NASA believed it has found a new drilling site for its Curiosity rover and the machine is examining a specific "sandstone slab" for a potential target.

According to a press release from NASA's Jet Propulsion Laboratory (JPL), the sandstone sample would be the third drilled rock and the first one not to be a mudstone. Named after a gorge in Western Australia, Curiosity mission managers called the sample "Windjana."

"The planned inspection, designed to aid a decision on whether to drill at Windjana, includes observations with the camera and X-ray spectrometer at the end of the rover's arm, use of a brush to remove dust from a patch on the rock, and readings of composition at various points on the rock with an instrument that fires laser shots from the rover's mast," NASA said in the release.

Curiosity's ultimate science goal from day one has been to reach Mount Sharp. In Aug. 2012, NASA successfully performed a soft landing placing the rover in the Gale Crater and in the middle stands the mountain. During its trek, Curiosity has gathered a plethora of valuable samples from Mars that strongly suggest the Red Planet once had water and maybe even microbial life.

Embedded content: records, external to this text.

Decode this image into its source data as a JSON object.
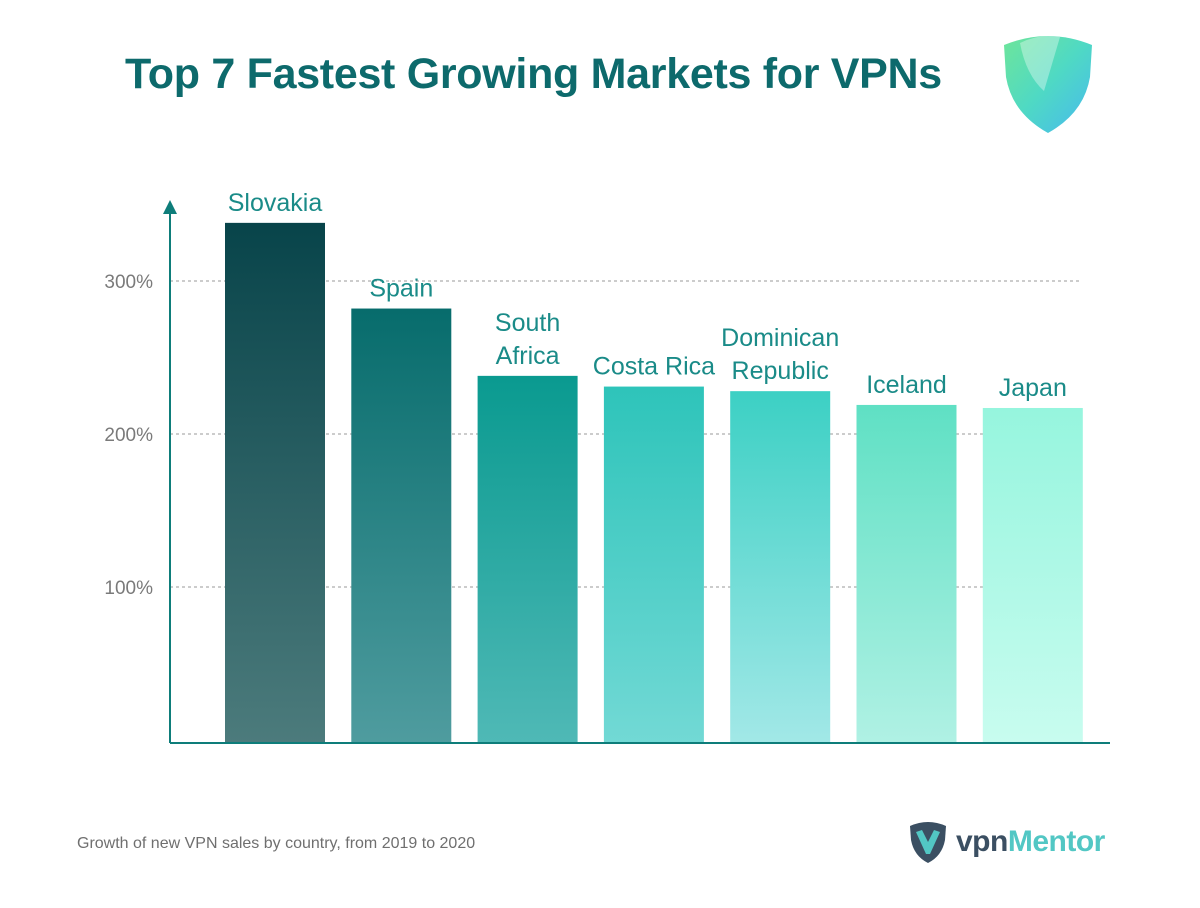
{
  "title": "Top 7 Fastest Growing Markets for VPNs",
  "footnote": "Growth of new VPN sales by country, from 2019 to 2020",
  "brand": {
    "part1": "vpn",
    "part2": "Mentor"
  },
  "colors": {
    "title": "#0d6a6c",
    "label": "#1a8b88",
    "axis": "#0e7d7a",
    "grid": "#9a9a9a",
    "tick": "#7a7a7a"
  },
  "chart_data": {
    "type": "bar",
    "title": "Top 7 Fastest Growing Markets for VPNs",
    "xlabel": "",
    "ylabel": "",
    "categories": [
      "Slovakia",
      "Spain",
      "South Africa",
      "Costa Rica",
      "Dominican Republic",
      "Iceland",
      "Japan"
    ],
    "label_lines": [
      [
        "Slovakia"
      ],
      [
        "Spain"
      ],
      [
        "South",
        "Africa"
      ],
      [
        "Costa Rica"
      ],
      [
        "Dominican",
        "Republic"
      ],
      [
        "Iceland"
      ],
      [
        "Japan"
      ]
    ],
    "values": [
      338,
      282,
      238,
      231,
      228,
      219,
      217
    ],
    "yticks": [
      100,
      200,
      300
    ],
    "ytick_labels": [
      "100%",
      "200%",
      "300%"
    ],
    "ylim": [
      0,
      340
    ],
    "grid": true,
    "legend": "none",
    "bar_gradients": [
      [
        "#08444a",
        "#4c7b7c"
      ],
      [
        "#076c6c",
        "#4f9c9f"
      ],
      [
        "#0a9a90",
        "#4fb9b6"
      ],
      [
        "#2ec4ba",
        "#72d9d5"
      ],
      [
        "#3cd0c4",
        "#a2e8e7"
      ],
      [
        "#5fe0c4",
        "#b0f1e4"
      ],
      [
        "#96f5de",
        "#c8fcef"
      ]
    ]
  }
}
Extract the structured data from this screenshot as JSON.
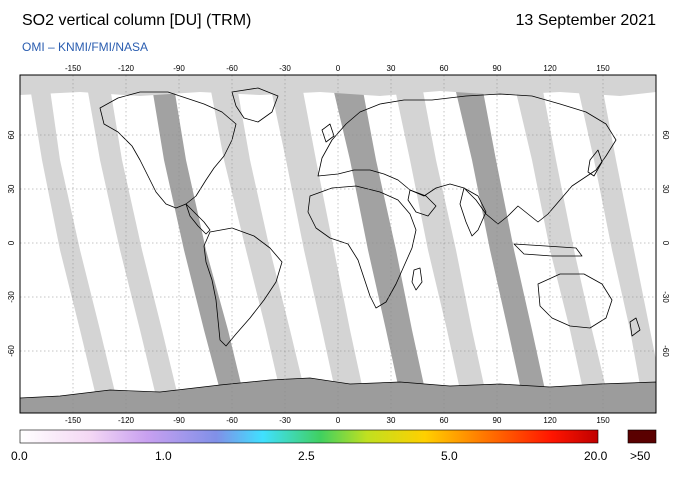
{
  "header": {
    "title": "SO2 vertical column [DU] (TRM)",
    "date": "13 September 2021",
    "credit": "OMI  –  KNMI/FMI/NASA"
  },
  "map": {
    "lon_ticks": [
      "-150",
      "-120",
      "-90",
      "-60",
      "-30",
      "0",
      "30",
      "60",
      "90",
      "120",
      "150"
    ],
    "lat_ticks": [
      "60",
      "30",
      "0",
      "-30",
      "-60"
    ],
    "colors": {
      "background": "#ffffff",
      "land_fill": "#9c9c9c",
      "swath_light": "#d4d4d4",
      "swath_dark": "#a2a2a2",
      "coastline": "#000000"
    }
  },
  "colorbar": {
    "labels": [
      "0.0",
      "1.0",
      "2.5",
      "5.0",
      "20.0"
    ],
    "overflow_label": ">50",
    "stops": [
      "#ffffff",
      "#f4d8f4",
      "#c8a0f0",
      "#8090e8",
      "#40e0ff",
      "#40d060",
      "#c0e020",
      "#ffd000",
      "#ff7a00",
      "#ff1500",
      "#c00000"
    ],
    "overflow_color": "#5a0000"
  }
}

Sandstone is expected to be a key piece of evidence in recreating Mars' environmental past, but scientists expect Mount Sharp to be the richest source of information available. The sandstone will tell the scientists about the layered mountain in the middle of the Gale Crater before the rover even gets there.

"We want to learn more about the wet process that turned sand deposits into sandstone here," John Grotzinger, a Curiosity project scientist at the California Institute of Technology, said in the release. "What was the composition of the fluids that bound the grains together? That aqueous chemistry is part of the habitability story we're investigating."